Spartan Energy Corp. Announces Closing of Arrangement
CALGARY, Alberta, May 28, 2018 (GLOBE NEWSWIRE) — Spartan Energy Corp. (“Spartan” or the “Company”) (TSX:SPE) is pleased to announce the closing of the plan of arrangement involving Spartan, Vermilion Energy Inc. (the “Purchaser”), and the holders of common shares of Spartan (the “Spartan Shares”), as previously announced by Spartan on April 16, 2018 (the “Arrangement”).
Pursuant to the Arrangement, the Purchaser has acquired all of the outstanding Spartan Shares in exchange for 0.1476 of a common share in the capital of the Purchaser (the “Vermilion Shares”) for each outstanding Spartan Share (the “Share Consideration”). As a result, Vermilion issued an aggregate of 27,881,450 Vermilion Shares with existing Vermilion shareholders holding approximately 81.68% of the Vermilion Shares and former Spartan shareholders holding approximately 18.32% of the Vermilion Shares.

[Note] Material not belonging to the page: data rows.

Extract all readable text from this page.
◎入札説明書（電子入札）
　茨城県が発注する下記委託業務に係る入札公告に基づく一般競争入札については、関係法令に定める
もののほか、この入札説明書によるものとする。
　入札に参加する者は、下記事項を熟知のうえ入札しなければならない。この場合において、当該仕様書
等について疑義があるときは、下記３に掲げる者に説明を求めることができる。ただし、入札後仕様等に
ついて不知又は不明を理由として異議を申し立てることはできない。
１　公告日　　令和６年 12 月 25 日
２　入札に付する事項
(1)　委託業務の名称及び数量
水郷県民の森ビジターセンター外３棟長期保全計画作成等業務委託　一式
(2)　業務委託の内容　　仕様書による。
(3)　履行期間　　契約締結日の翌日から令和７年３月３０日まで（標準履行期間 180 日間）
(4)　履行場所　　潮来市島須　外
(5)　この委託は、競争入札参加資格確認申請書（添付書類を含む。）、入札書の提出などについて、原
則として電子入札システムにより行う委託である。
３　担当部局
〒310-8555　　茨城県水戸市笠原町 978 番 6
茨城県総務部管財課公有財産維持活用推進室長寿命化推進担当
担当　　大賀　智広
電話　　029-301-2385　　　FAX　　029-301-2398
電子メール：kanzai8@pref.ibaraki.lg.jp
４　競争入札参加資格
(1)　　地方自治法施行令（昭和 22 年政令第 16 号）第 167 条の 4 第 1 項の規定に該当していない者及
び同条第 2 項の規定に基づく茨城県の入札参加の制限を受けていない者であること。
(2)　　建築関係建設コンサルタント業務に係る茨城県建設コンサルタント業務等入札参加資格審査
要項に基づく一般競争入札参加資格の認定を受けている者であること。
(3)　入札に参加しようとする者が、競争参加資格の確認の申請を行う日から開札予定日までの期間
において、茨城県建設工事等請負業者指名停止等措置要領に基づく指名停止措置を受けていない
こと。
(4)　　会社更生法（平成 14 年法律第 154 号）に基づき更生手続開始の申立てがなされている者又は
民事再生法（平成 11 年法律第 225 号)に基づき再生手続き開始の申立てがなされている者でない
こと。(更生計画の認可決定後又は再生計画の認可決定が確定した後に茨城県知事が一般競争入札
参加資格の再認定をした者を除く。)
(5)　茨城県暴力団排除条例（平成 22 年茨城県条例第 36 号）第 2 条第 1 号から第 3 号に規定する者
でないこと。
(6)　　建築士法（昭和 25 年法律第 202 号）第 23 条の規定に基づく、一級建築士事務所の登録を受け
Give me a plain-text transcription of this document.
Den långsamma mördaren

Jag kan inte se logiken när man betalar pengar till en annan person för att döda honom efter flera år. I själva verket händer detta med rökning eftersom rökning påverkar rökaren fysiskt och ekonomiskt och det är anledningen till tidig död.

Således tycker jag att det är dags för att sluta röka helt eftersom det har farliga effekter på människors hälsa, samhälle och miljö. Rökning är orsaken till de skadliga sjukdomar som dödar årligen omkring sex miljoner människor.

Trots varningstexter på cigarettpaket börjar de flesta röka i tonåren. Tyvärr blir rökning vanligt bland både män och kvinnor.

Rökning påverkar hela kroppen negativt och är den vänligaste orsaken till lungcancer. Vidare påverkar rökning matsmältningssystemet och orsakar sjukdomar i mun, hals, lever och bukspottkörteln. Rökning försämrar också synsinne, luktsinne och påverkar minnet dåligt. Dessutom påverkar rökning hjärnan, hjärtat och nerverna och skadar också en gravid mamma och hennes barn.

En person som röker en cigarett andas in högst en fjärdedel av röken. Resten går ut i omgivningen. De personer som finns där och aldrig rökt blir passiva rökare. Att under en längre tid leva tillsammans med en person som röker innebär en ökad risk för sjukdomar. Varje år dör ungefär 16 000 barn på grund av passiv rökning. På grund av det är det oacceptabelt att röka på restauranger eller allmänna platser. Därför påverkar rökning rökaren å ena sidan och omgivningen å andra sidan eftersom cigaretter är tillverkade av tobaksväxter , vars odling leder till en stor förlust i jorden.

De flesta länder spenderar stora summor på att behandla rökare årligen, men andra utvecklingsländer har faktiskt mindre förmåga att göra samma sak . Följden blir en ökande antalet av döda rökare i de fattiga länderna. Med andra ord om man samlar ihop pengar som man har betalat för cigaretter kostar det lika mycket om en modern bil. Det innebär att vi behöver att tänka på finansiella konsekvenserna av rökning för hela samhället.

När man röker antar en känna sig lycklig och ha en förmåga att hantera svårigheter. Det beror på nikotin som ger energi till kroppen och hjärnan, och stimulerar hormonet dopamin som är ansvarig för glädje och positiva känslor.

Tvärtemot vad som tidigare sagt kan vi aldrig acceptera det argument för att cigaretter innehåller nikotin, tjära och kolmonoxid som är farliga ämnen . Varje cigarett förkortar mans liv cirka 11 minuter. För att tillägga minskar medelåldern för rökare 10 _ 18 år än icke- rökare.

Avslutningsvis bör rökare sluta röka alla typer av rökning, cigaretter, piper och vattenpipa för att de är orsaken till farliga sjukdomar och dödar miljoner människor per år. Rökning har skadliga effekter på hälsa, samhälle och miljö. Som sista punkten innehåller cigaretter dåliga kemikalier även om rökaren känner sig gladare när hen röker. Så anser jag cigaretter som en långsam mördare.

Registered Spartan shareholders, who have not already done so, should submit their certificate(s) or DRS Advice representing their Spartan Shares along with a completed letter of transmittal to the depositary, Computershare Investor Services Inc., in order to receive the Share Consideration. Holders of Spartan Shares who hold their shares through a broker, investment dealer or other intermediary should follow the instructions by such broker, investment dealer or other intermediary.

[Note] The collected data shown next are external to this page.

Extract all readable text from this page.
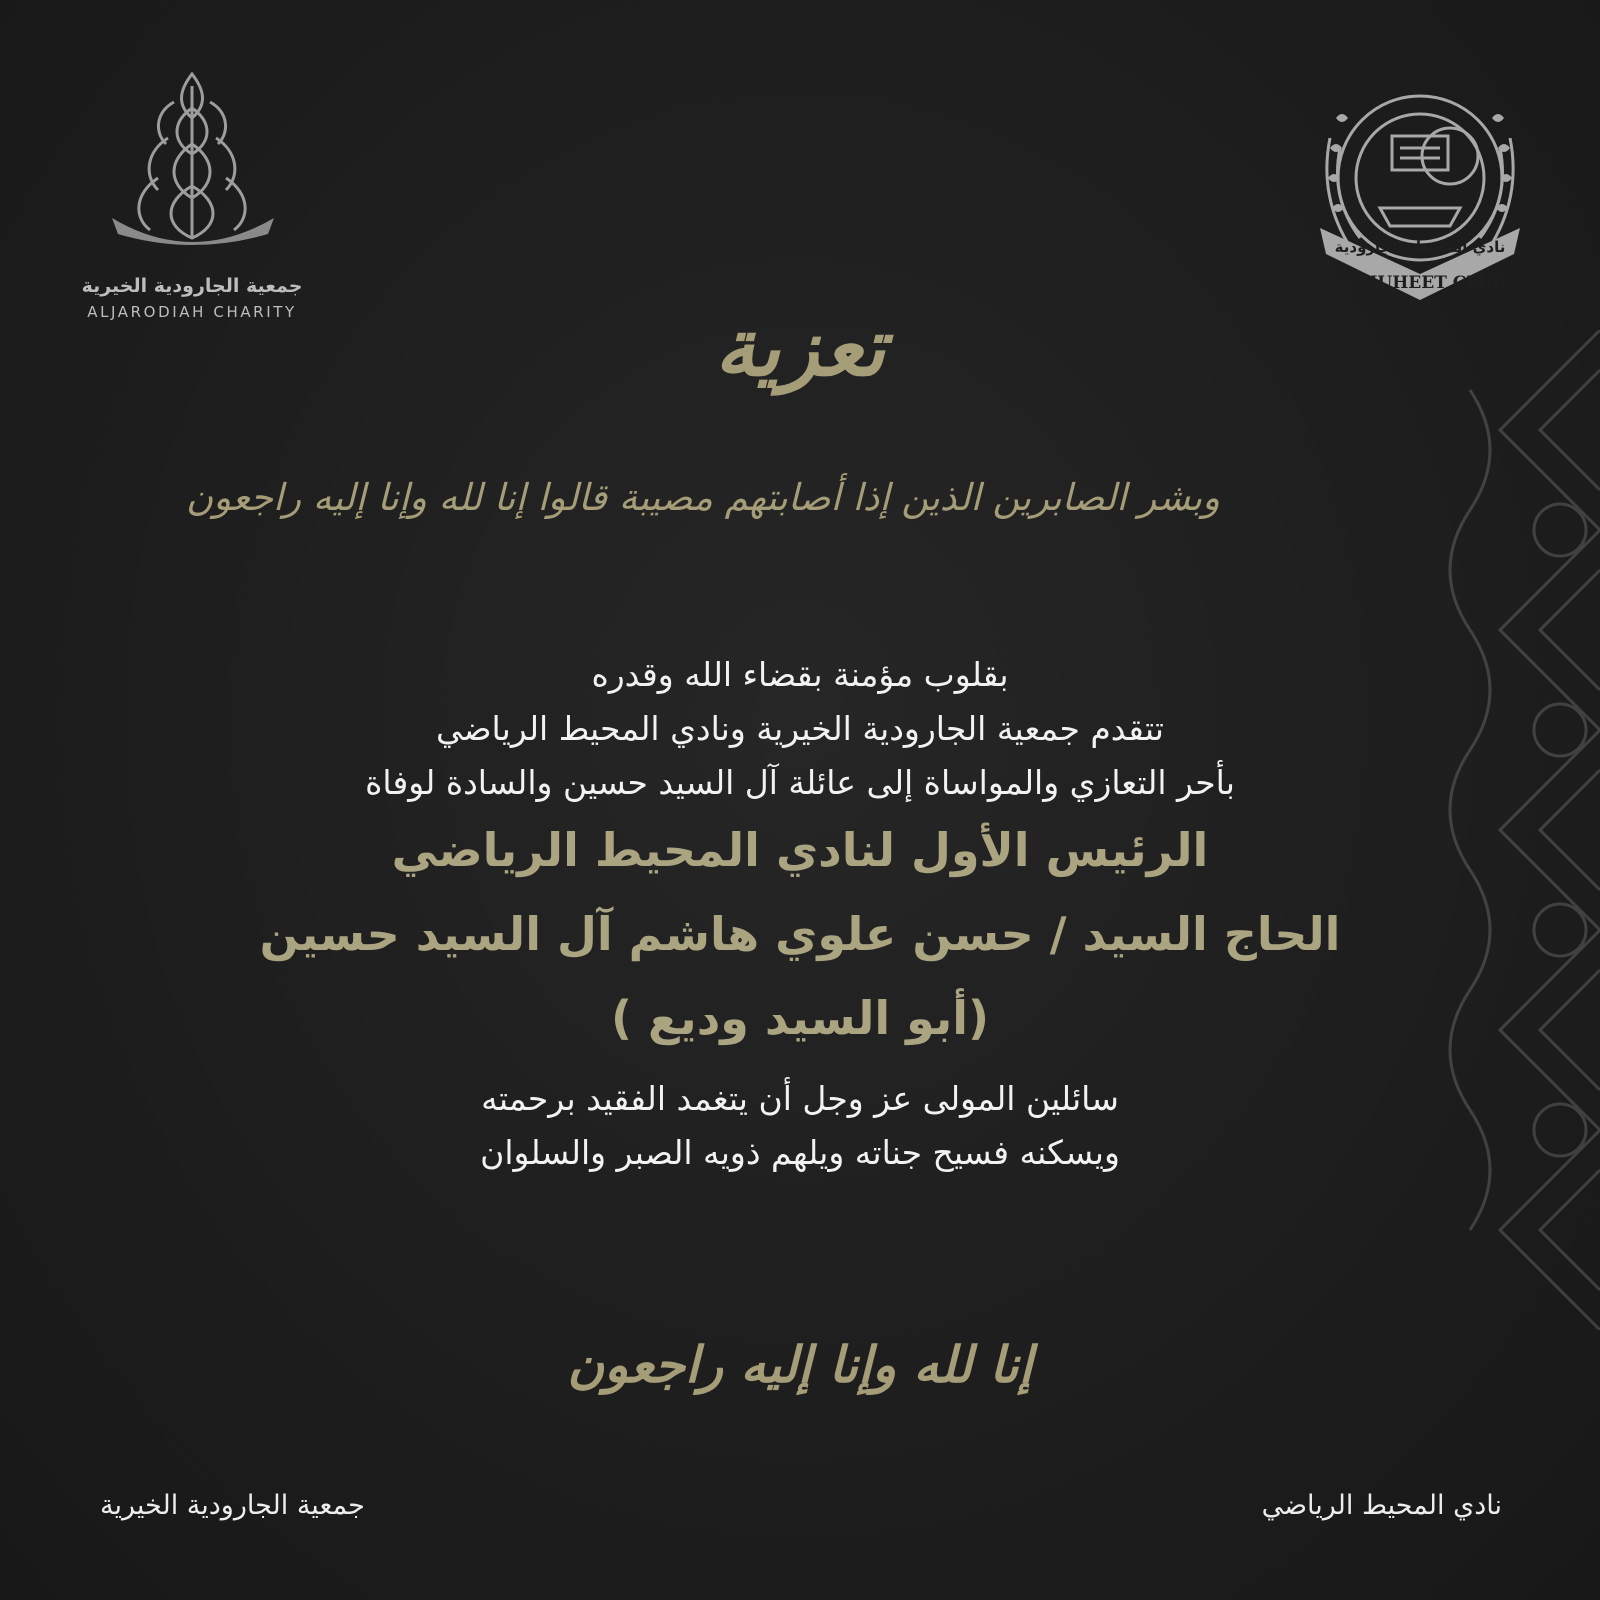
جمعية الجارودية الخيرية
ALJARODIAH CHARITY
نادي المحيط بالجارودية
ALMUHEET CLUB
تعزية
وبشر الصابرين الذين إذا أصابتهم مصيبة قالوا إنا لله وإنا إليه راجعون
بقلوب مؤمنة بقضاء الله وقدره
تتقدم جمعية الجارودية الخيرية ونادي المحيط الرياضي
بأحر التعازي والمواساة إلى عائلة آل السيد حسين والسادة لوفاة
الرئيس الأول لنادي المحيط الرياضي
الحاج السيد / حسن علوي هاشم آل السيد حسين
(أبو السيد وديع )
سائلين المولى عز وجل أن يتغمد الفقيد برحمته
ويسكنه فسيح جناته ويلهم ذويه الصبر والسلوان
إنا لله وإنا إليه راجعون
جمعية الجارودية الخيرية	نادي المحيط الرياضي
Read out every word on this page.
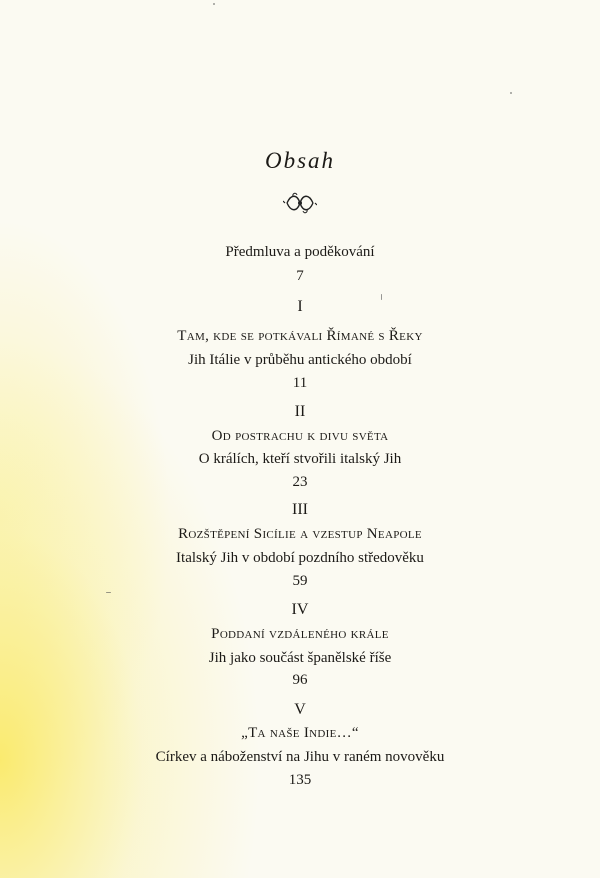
Obsah
Předmluva a poděkování
7
I
Tam, kde se potkávali Římané s Řeky
Jih Itálie v průběhu antického období
11
II
Od postrachu k divu světa
O králích, kteří stvořili italský Jih
23
III
Rozštěpení Sicílie a vzestup Neapole
Italský Jih v období pozdního středověku
59
IV
Poddaní vzdáleného krále
Jih jako součást španělské říše
96
V
„Ta naše Indie…“
Církev a náboženství na Jihu v raném novověku
135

In connection with the completion of the Arrangement, it is expected that the Spartan Shares will be de-listed from the Toronto Stock Exchange (“TSX”) in approximately two to three business days.

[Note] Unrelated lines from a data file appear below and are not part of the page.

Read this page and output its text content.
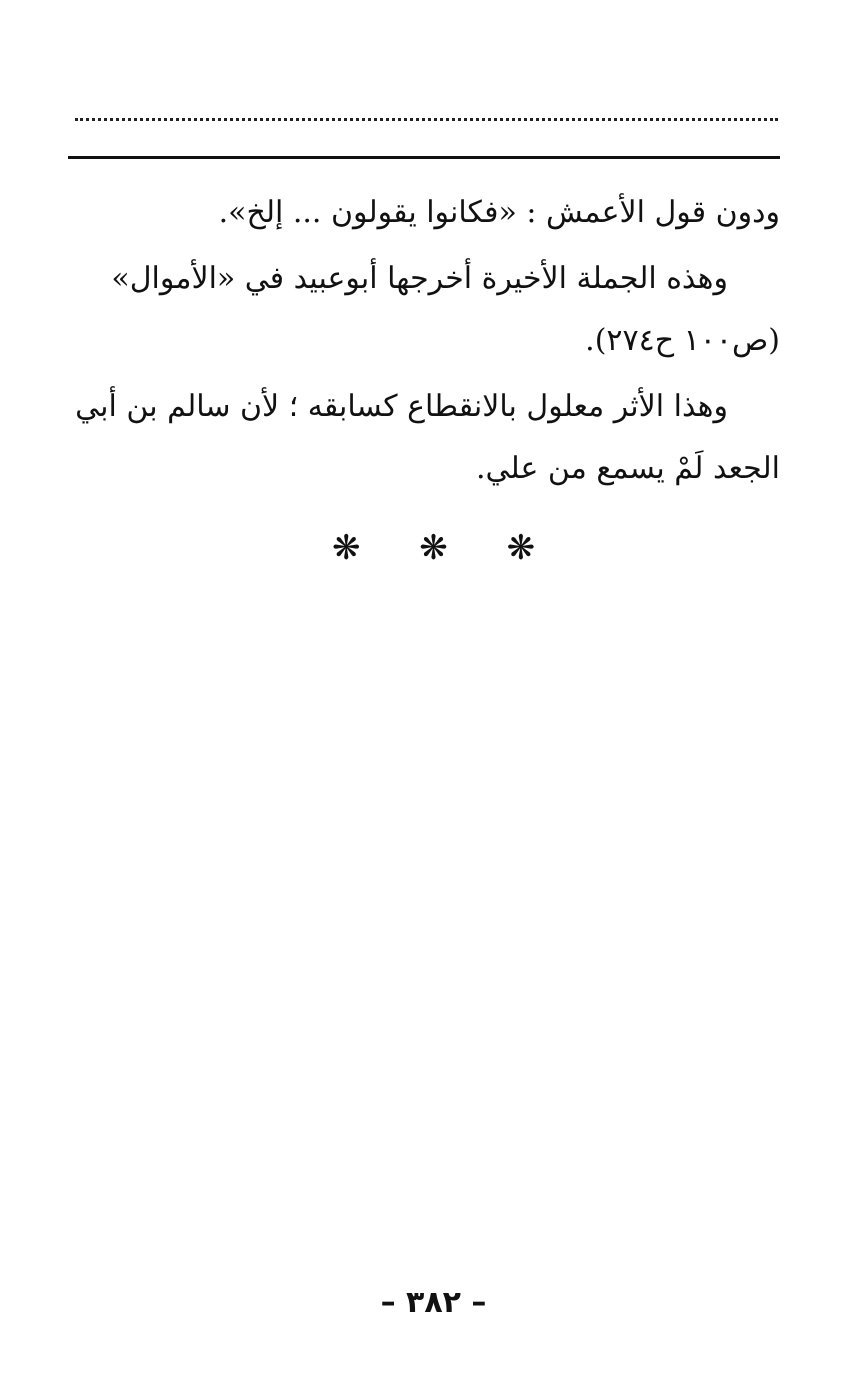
ودون قول الأعمش : «فكانوا يقولون ... إلخ».

وهذه الجملة الأخيرة أخرجها أبوعبيد في «الأموال» (ص١٠٠ ح٢٧٤).

وهذا الأثر معلول بالانقطاع كسابقه ؛ لأن سالم بن أبي الجعد لَمْ يسمع من علي.

❋ ❋ ❋
– ٣٨٢ –
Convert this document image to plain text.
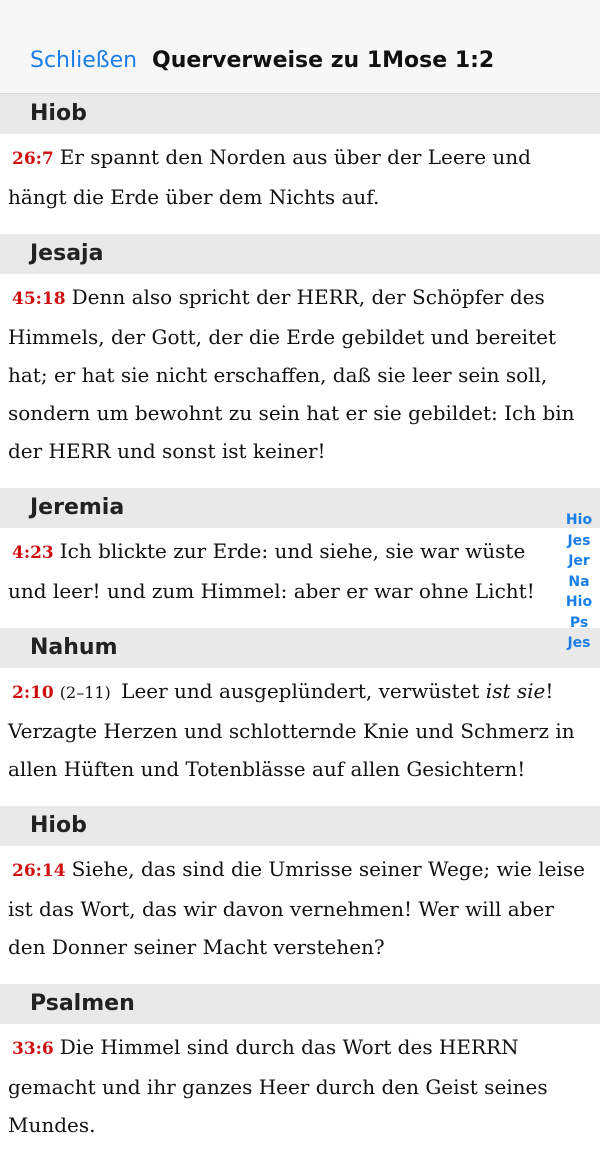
Schließen Querverweise zu 1Mose 1:2
Hiob
26:7 Er spannt den Norden aus über der Leere und hängt die Erde über dem Nichts auf.
Jesaja
45:18 Denn also spricht der HERR, der Schöpfer des Himmels, der Gott, der die Erde gebildet und bereitet hat; er hat sie nicht erschaffen, daß sie leer sein soll, sondern um bewohnt zu sein hat er sie gebildet: Ich bin der HERR und sonst ist keiner!
Jeremia
4:23 Ich blickte zur Erde: und siehe, sie war wüste und leer! und zum Himmel: aber er war ohne Licht!
Nahum
2:10 (2–11) Leer und ausgeplündert, verwüstet ist sie! Verzagte Herzen und schlotternde Knie und Schmerz in allen Hüften und Totenblässe auf allen Gesichtern!
Hiob
26:14 Siehe, das sind die Umrisse seiner Wege; wie leise ist das Wort, das wir davon vernehmen! Wer will aber den Donner seiner Macht verstehen?
Psalmen
33:6 Die Himmel sind durch das Wort des HERRN gemacht und ihr ganzes Heer durch den Geist seines Mundes.
Hio
Jes
Jer
Na
Hio
Ps
Jes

Further details regarding the Arrangement can be found in the Company’s information circular and proxy statement dated April 25, 2018, filed on Spartan’s SEDAR profile at www.sedar.com.
|Richard (Rick) McHardy
President and Chief Executive Officer
Manager, Business Development
|Spartan Energy Corp.
3200, 500 Centre Street SE
Calgary, Alberta T2P 1A6
|Fax: (403) 410-3378
Forward Looking Statements
This press release contains forward-looking statements within the meaning of applicable securities laws. More particularly and without limitation, this press release contains forward-looking statements regarding the anticipated timing for delisting of the Spartan Shares on the TSX. All statements, other than statements of historical facts, that address activities that Spartan assumes, anticipates, plans, expects, believes, projects, aims, estimates or anticipates (and other similar expressions) will, should or may occur in the future are forward-looking statements. All of the forward-looking statements in this release are qualified by the assumptions that are stated or inherent in such forward-looking statements. Although Spartan believes these assumptions are reasonable, they are not exhaustive of the factors that may affect any of the forward-looking statements and the reader should not place undue reliance on these assumptions and such forward-looking statements. The forward-looking statements provided in this press release are based on management’s current belief, based on currently available information, as to the outcome and timing of future events. Furthermore, the forward-looking statements contained herein are made as at the date hereof and Spartan does not undertake any obligation to update publicly or to revise any of the included forward-looking statements, whether as a result of new information, future events or otherwise, except as may be required by applicable securities laws.
Readers are cautioned that the foregoing list of factors is not exhaustive. Additional information on these and other factors that could affect the completion of the Arrangement as well as Spartan’s operations and financial results are included in reports on file with Canadian securities regulatory authorities and may be accessed through the SEDAR website (www.sedar.com) or the Company’s website (www.spartanenergy.ca).